Dual sourcing and flexi-designing
The key challenge in the firm-supplier relationship is a fine balance between proprietory technology (as a market dominating factor) and freedom to operate (as a risk mitigating factor). Clearly, if the supplier has a unique and differentiated position, the firm would benefit from having an exclusive access to the supplier technology. At the same time, such exclusive dependence could lead to high supplier power in terms of high price or controlled delivery while the firm could face risks associated with dependence on a sole supplier, including likely disruption in the case of force majeure conditions affecting the supplier. To be fair, the supplier is also subject to similar risks when the firm happens to be the sole buyer. While a strategic partnership between the firm and its vendor for strategic technologies and supplies is advisable to maximize the market opportunity in case of new proprietary developments, dual sourcing would always be an appropriate paradigm for a mutually beneficial and protective firm-supplier relationship.

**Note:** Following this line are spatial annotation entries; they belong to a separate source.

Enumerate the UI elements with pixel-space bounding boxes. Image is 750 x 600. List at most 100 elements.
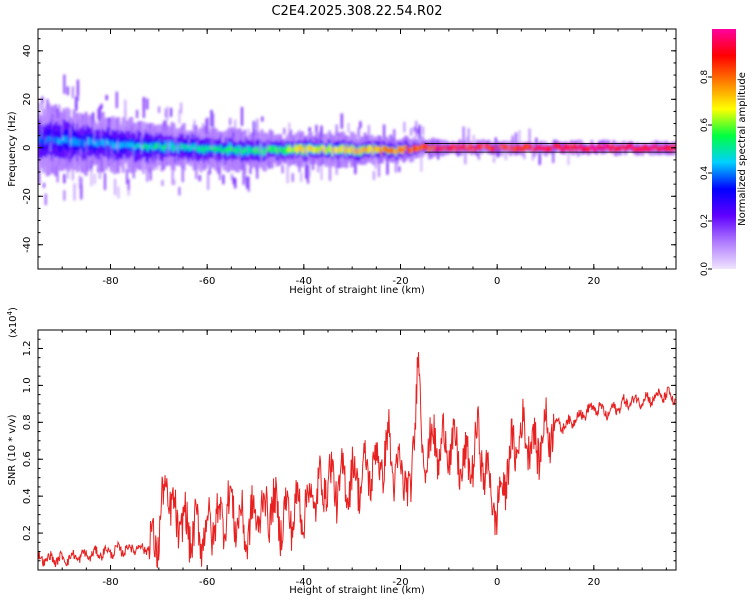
- spectrogram-cell: [335, 155, 338, 175]
- spectrogram-cell: [634, 146, 638, 153]
- spectrogram-cell: [301, 146, 305, 153]
- spectrogram-cell: [378, 146, 382, 153]
- spectrogram-cell: [409, 148, 413, 153]
- spectrogram-cell: [103, 139, 107, 147]
- spectrogram-cell: [103, 173, 106, 191]
- spectrogram-cell: [498, 144, 503, 149]
- spectrogram-cell: [48, 136, 53, 142]
- spectrogram-cell: [235, 147, 239, 154]
- spectrogram-cell: [111, 140, 115, 148]
- spectrogram-cell: [668, 144, 672, 151]
- spectrogram-cell: [463, 143, 467, 151]
- spectrogram-cell: [230, 173, 233, 181]
- spectrogram-cell: [536, 144, 540, 151]
- spectrogram-cell: [328, 163, 331, 181]
- spectrogram-cell: [556, 142, 560, 150]
- spectrogram-cell: [361, 147, 365, 153]
- spectrogram-cell: [339, 146, 343, 152]
- spectrogram-cell: [256, 164, 259, 179]
- spectrogram-cell: [146, 167, 149, 182]
- spectrogram-cell: [305, 163, 308, 179]
- colorbar-tick-label: 0.8: [700, 70, 710, 85]
- spectrogram-cell: [326, 147, 330, 155]
- y-tick-label: 0.4: [22, 488, 33, 504]
- spectrogram-cell: [101, 139, 105, 145]
- spectrogram-cell: [106, 139, 110, 145]
- spectrogram-cell: [612, 143, 616, 149]
- spectrogram-cell: [537, 145, 541, 151]
- spectrogram-cell: [91, 138, 95, 145]
- spectrogram-cell: [164, 108, 167, 118]
- spectrogram-cell: [509, 145, 513, 152]
- spectrogram-cell: [181, 164, 184, 183]
- spectrogram-cell: [123, 140, 127, 148]
- spectrogram-cell: [148, 144, 152, 149]
- spectrogram-cell: [468, 143, 472, 150]
- colorbar-tick-label: 0.4: [700, 166, 710, 181]
- spectrogram-cell: [63, 190, 66, 201]
- spectrogram-cell: [90, 170, 93, 187]
- spectrogram-y-ticks: -40 -20 0 20 40: [22, 38, 676, 258]
- spectrogram-cell: [65, 135, 69, 143]
- spectrogram-cell: [476, 143, 481, 150]
- spectrogram-cell: [434, 146, 438, 153]
- y-tick-label: -20: [22, 188, 33, 204]
- spectrogram-cell: [532, 147, 536, 153]
- spectrogram-cell: [407, 146, 411, 154]
- spectrogram-cell: [161, 180, 164, 186]
- x-tick-label: -80: [102, 577, 118, 588]
- spectrogram-cell: [89, 140, 93, 146]
- spectrogram-cell: [576, 146, 580, 153]
- spectrogram-cell: [527, 143, 531, 150]
- spectrogram-cell: [55, 136, 59, 142]
- spectrogram-cell: [298, 159, 301, 173]
- spectrogram-cell: [460, 145, 464, 152]
- spectrogram-cell: [413, 126, 416, 132]
- spectrogram-x-label: Height of straight line (km): [289, 285, 425, 296]
- spectrogram-cell: [149, 167, 152, 181]
- spectrogram-cell: [426, 143, 430, 150]
- spectrogram-cell: [642, 145, 646, 152]
- spectrogram-cell: [75, 96, 78, 111]
- spectrogram-cell: [47, 136, 51, 143]
- spectrogram-cell: [595, 146, 599, 153]
- spectrogram-cell: [98, 141, 102, 147]
- spectrogram-cell: [359, 121, 362, 129]
- spectrogram-cell: [246, 147, 250, 155]
- spectrogram-cell: [258, 147, 262, 155]
- spectrogram-cell: [73, 183, 76, 201]
- spectrogram-cell: [625, 144, 629, 151]
- spectrogram-cell: [410, 128, 413, 136]
- spectrogram-cell: [150, 142, 154, 150]
- spectrogram-cell: [311, 145, 315, 152]
- spectrogram-cell: [477, 151, 480, 160]
- spectrogram-cell: [673, 146, 676, 152]
- spectrogram-cell: [308, 161, 311, 177]
- spectrogram-cell: [41, 96, 44, 104]
- spectrogram-cell: [70, 138, 75, 146]
- snr-y-label: SNR (10 * v/v): [7, 414, 18, 485]
- spectrogram-cell: [387, 148, 391, 154]
- spectrogram-cell: [357, 127, 360, 138]
- spectrogram-cell: [651, 143, 655, 150]
- spectrogram-cell: [490, 146, 494, 152]
- spectrogram-cell: [473, 146, 477, 152]
- y-tick-label: 0.2: [22, 525, 33, 541]
- spectrogram-cell: [438, 147, 442, 152]
- spectrogram-cell: [529, 144, 533, 150]
- spectrogram-cell: [136, 143, 140, 148]
- spectrogram-cell: [214, 147, 218, 153]
- spectrogram-cell: [380, 148, 384, 156]
- spectrogram-cell: [62, 136, 66, 142]
- spectrogram-cell: [652, 145, 656, 152]
- y-tick-label: 1.2: [22, 341, 33, 357]
- spectrogram-cell: [71, 86, 74, 99]
- spectrogram-cell: [267, 146, 271, 152]
- x-tick-label: -40: [296, 276, 312, 287]
- spectrogram-cell: [346, 145, 350, 152]
- spectrogram-cell: [180, 143, 184, 151]
- spectrogram-cell: [523, 151, 526, 160]
- spectrogram-cell: [128, 142, 132, 148]
- spectrogram-cell: [320, 166, 323, 181]
- spectrogram-cell: [464, 151, 467, 165]
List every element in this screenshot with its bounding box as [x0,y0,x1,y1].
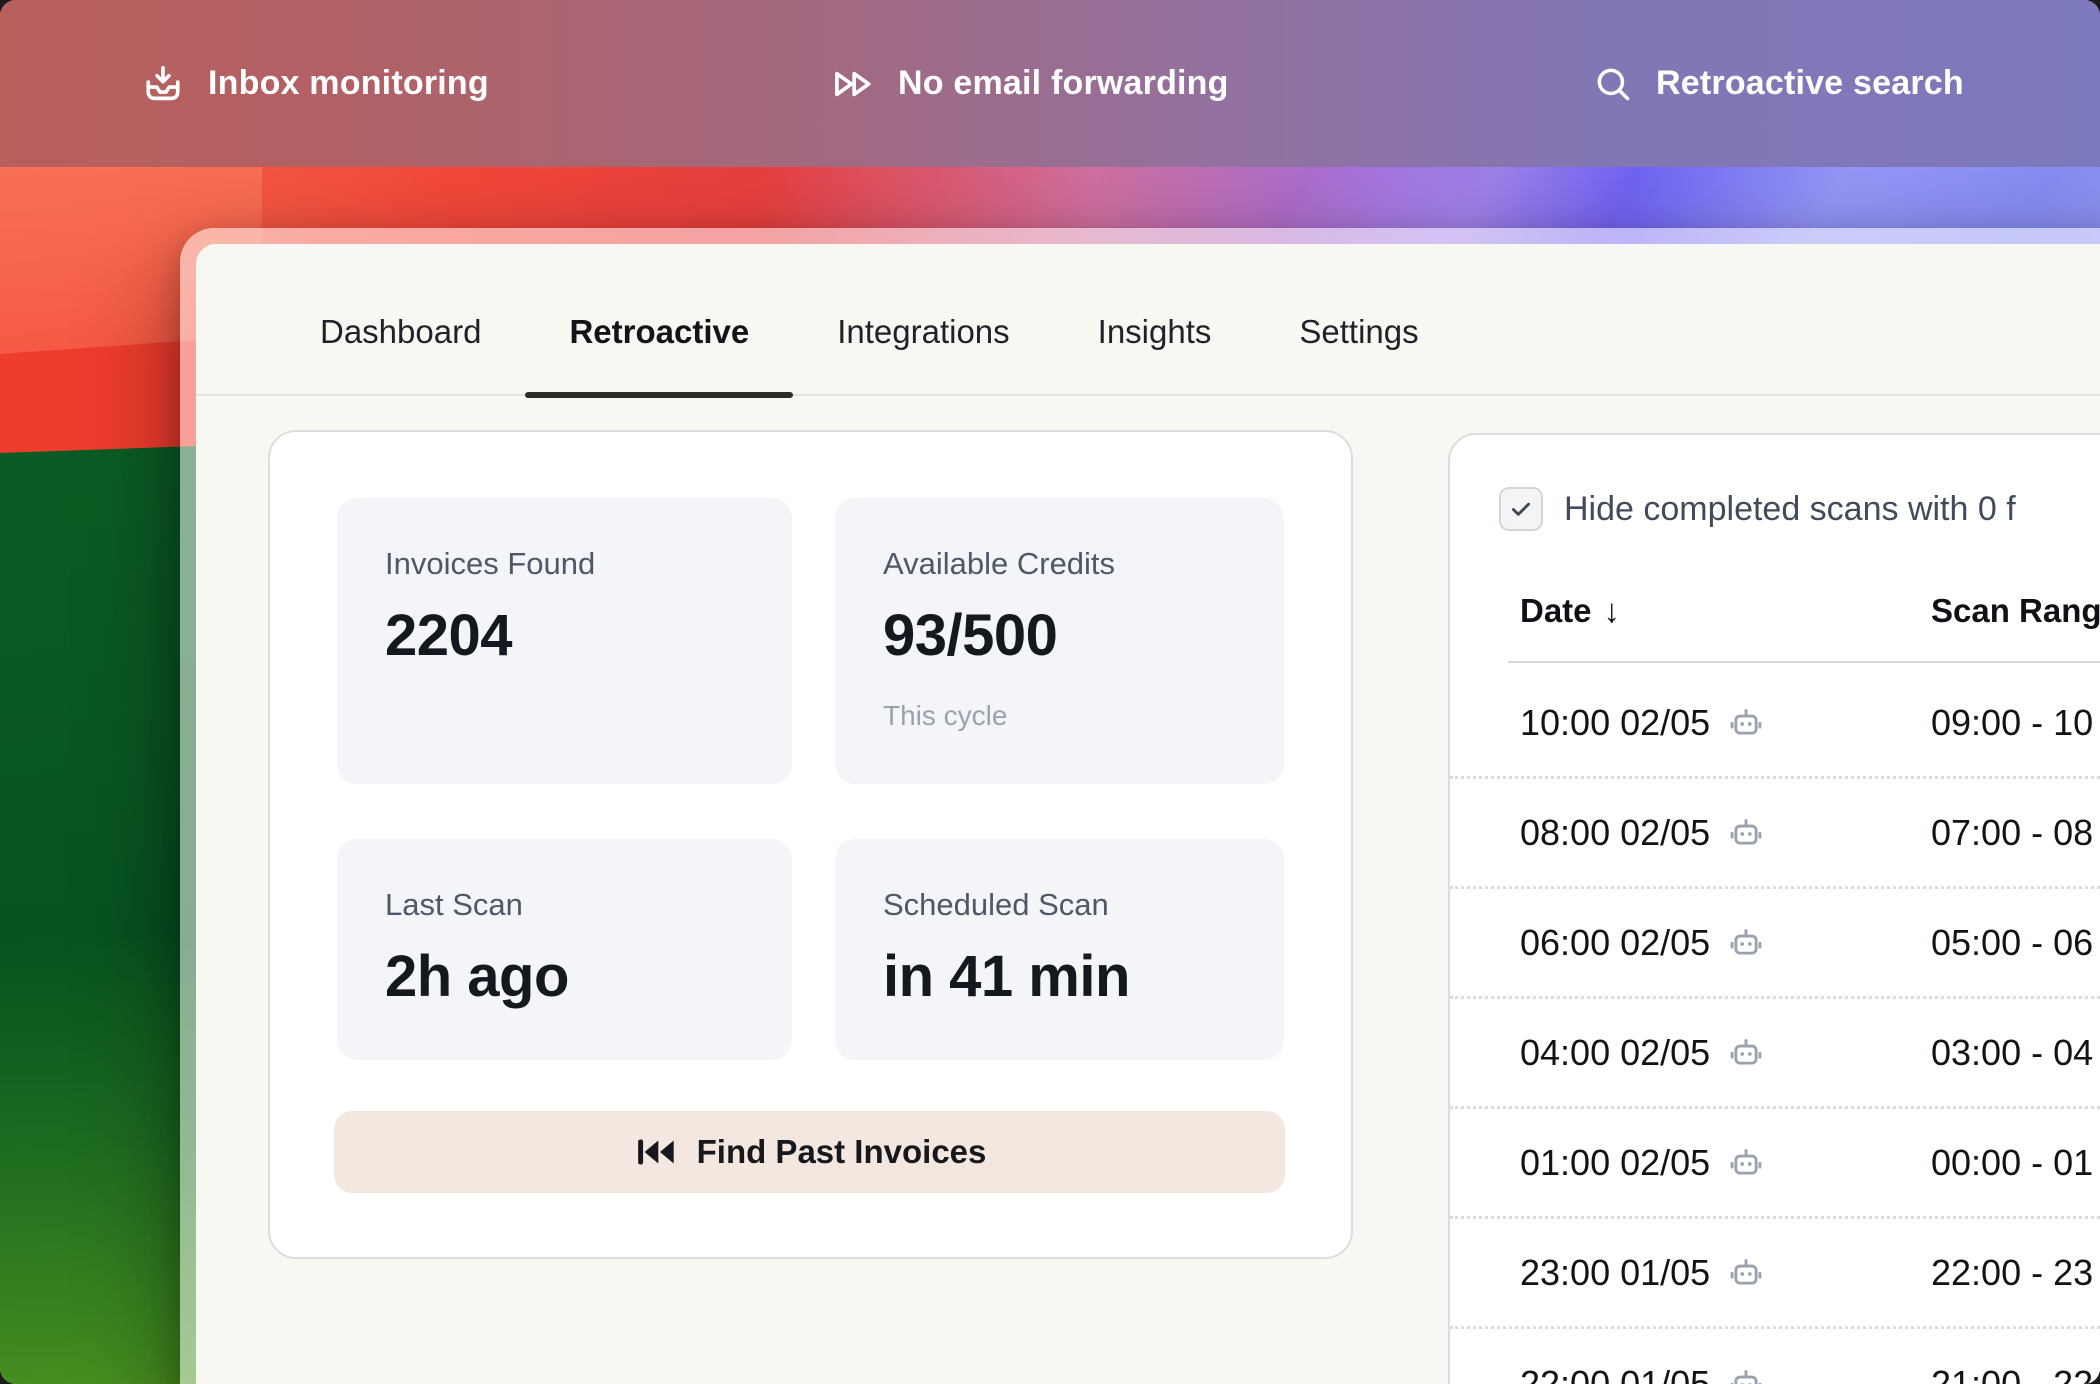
scan-date: 08:00 02/05 [1520,811,1711,853]
stat-label: Available Credits [883,546,1116,581]
banner-item-retroactive-search: Retroactive search [1592,0,1964,167]
scan-date: 23:00 01/05 [1520,1251,1711,1293]
banner-item-inbox-monitoring: Inbox monitoring [140,0,489,167]
scan-row[interactable]: 06:00 02/05 05:00 - 06 [1450,889,2100,999]
app-window: Dashboard Retroactive Integrations Insig… [180,228,2100,1384]
banner-item-no-forwarding: No email forwarding [830,0,1229,167]
stat-tile-scheduled-scan: Scheduled Scan in 41 min [835,839,1284,1060]
scan-row[interactable]: 10:00 02/05 09:00 - 10 [1450,669,2100,779]
column-header-scan-range[interactable]: Scan Range [1931,585,2100,637]
scan-range: 09:00 - 10 [1931,701,2094,743]
scan-date: 10:00 02/05 [1520,701,1711,743]
robot-icon [1730,708,1762,735]
scan-range: 21:00 - 22 [1931,1363,2094,1384]
search-icon [1597,68,1630,100]
date-header-label: Date [1520,592,1592,629]
scan-range: 22:00 - 23 [1931,1251,2094,1293]
scan-date-cell: 08:00 02/05 [1520,812,1931,854]
scan-date-cell: 10:00 02/05 [1520,702,1931,744]
robot-icon [1730,1258,1762,1285]
scan-date-cell: 23:00 01/05 [1520,1252,1931,1294]
stat-subtext: This cycle [883,700,1008,731]
robot-icon [1730,1148,1762,1175]
find-past-invoices-label: Find Past Invoices [696,1133,987,1170]
tab-settings[interactable]: Settings [1299,313,1419,350]
scan-range: 03:00 - 04 [1931,1031,2094,1073]
scans-table-header: Date ↓ Scan Range [1450,585,2100,637]
banner-label: Retroactive search [1656,64,1964,102]
stat-tile-available-credits: Available Credits 93/500 This cycle [835,498,1284,784]
scan-range: 05:00 - 06 [1931,921,2094,963]
tab-bar: Dashboard Retroactive Integrations Insig… [196,244,2100,398]
tab-retroactive[interactable]: Retroactive [525,270,793,398]
stat-value: 2h ago [385,944,569,1009]
scan-date: 01:00 02/05 [1520,1141,1711,1183]
scan-row[interactable]: 01:00 02/05 00:00 - 01 [1450,1109,2100,1219]
rewind-icon [637,1139,674,1165]
tab-dashboard[interactable]: Dashboard [320,313,482,350]
column-header-date[interactable]: Date ↓ [1520,585,1620,637]
scan-range: 00:00 - 01 [1931,1141,2094,1183]
inbox-download-icon [146,65,180,100]
header-divider [1508,661,2100,663]
stat-label: Last Scan [385,887,523,922]
robot-icon [1730,928,1762,955]
scan-row[interactable]: 04:00 02/05 03:00 - 04 [1450,999,2100,1109]
scan-row[interactable]: 23:00 01/05 22:00 - 23 [1450,1219,2100,1329]
scan-range: 07:00 - 08 [1931,811,2094,853]
hide-completed-filter: Hide completed scans with 0 f [1499,487,2016,531]
hide-completed-label: Hide completed scans with 0 f [1564,489,2016,528]
robot-icon [1730,1038,1762,1065]
find-past-invoices-button[interactable]: Find Past Invoices [334,1111,1285,1193]
fast-forward-icon [835,71,871,96]
scan-date-cell: 22:00 01/05 [1520,1363,1931,1384]
scan-date: 04:00 02/05 [1520,1031,1711,1073]
tab-integrations[interactable]: Integrations [837,313,1010,350]
stat-tile-last-scan: Last Scan 2h ago [337,839,792,1060]
window-content: Dashboard Retroactive Integrations Insig… [196,244,2100,1384]
scan-date: 22:00 01/05 [1520,1363,1711,1384]
sort-descending-icon: ↓ [1603,592,1621,629]
scan-row[interactable]: 22:00 01/05 21:00 - 22 [1450,1329,2100,1384]
scan-date-cell: 01:00 02/05 [1520,1142,1931,1184]
scan-row[interactable]: 08:00 02/05 07:00 - 08 [1450,779,2100,889]
stat-label: Invoices Found [385,546,596,581]
scan-date-cell: 06:00 02/05 [1520,922,1931,964]
banner-label: No email forwarding [898,64,1229,102]
stat-value: 2204 [385,603,513,668]
feature-banner: Inbox monitoring No email forwarding Ret… [0,0,2100,167]
checkmark-icon [1512,502,1530,516]
stat-value: in 41 min [883,944,1130,1009]
stat-label: Scheduled Scan [883,887,1109,922]
scans-table-body: 10:00 02/05 09:00 - 10 [1450,669,2100,1384]
robot-icon [1730,818,1762,845]
scans-card: Hide completed scans with 0 f Date ↓ Sca… [1448,433,2100,1384]
robot-icon [1730,1370,1762,1384]
banner-label: Inbox monitoring [208,64,489,102]
hide-completed-checkbox[interactable] [1499,487,1543,531]
scan-date-cell: 04:00 02/05 [1520,1032,1931,1074]
stat-value: 93/500 [883,603,1058,668]
scan-range-header-label: Scan Range [1931,592,2100,629]
stat-tile-invoices-found: Invoices Found 2204 [337,498,792,784]
stats-card: Invoices Found 2204 Available Credits 93… [268,430,1353,1259]
scan-date: 06:00 02/05 [1520,921,1711,963]
tab-insights[interactable]: Insights [1097,313,1212,350]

Such an evolution of dual sourcing relationship would depend on flexi-designing being an integral component of product development philosophy of both the firm and the supplier. There are many industries which have not yet committed to the route of standardization of internal parts. Standardization does not imply dilution of
differentiation advantage. A supplier of headlamps may design his lamps to conform dimensionally to a standardized form factor, more particularly the fixing system, but could still achieve high ifferentiation in terms of lighting intensity, lighting angle, adjustments to ambient light, lamp life, cost level and so on. Industry level standards organizations can make a great deal of contribution to this effort. Certain industries such as electrical, electronics, nuclear and pharmaceutical industries are required to seek pre-registration of the products and the principal vendor supplied materials with industry level or governmental level regulatory agencies. Firms in such industries need to take more proactive steps to qualify alternate suppliers as part of the early product development and manufacturing processes. Flexi-designing and development help the firms to integrate alternate suppliers with low lead times for switching of components and supply sources in the event of exigencies.
Supplier power as partnership synergy
The goals of the end-product manufacturers or the OEMs and their suppliers are, in matter of fact, aligned. Power dynamics between the firm and its suppliers need to be harnessed in a more positive manner than articulated in the Porter model by focusing on leveraging of mutual capabilities for market competitiveness. Technological strengths of suppliers and market understanding of the OEMs must be utilized to result in better performance of the total value chain. In the contemporary model of competitive strategy, the firm should respect the technological specialization of its suppliers while the suppliers should respect the pressures on the OEMs for higher performance at lower costs. Collaboratively aligned and working together, the firm and its suppliers would achieve a more competitive presence in the marketplace for mutual benefit.
Posted by Dr CB Rao on September 17, 2011.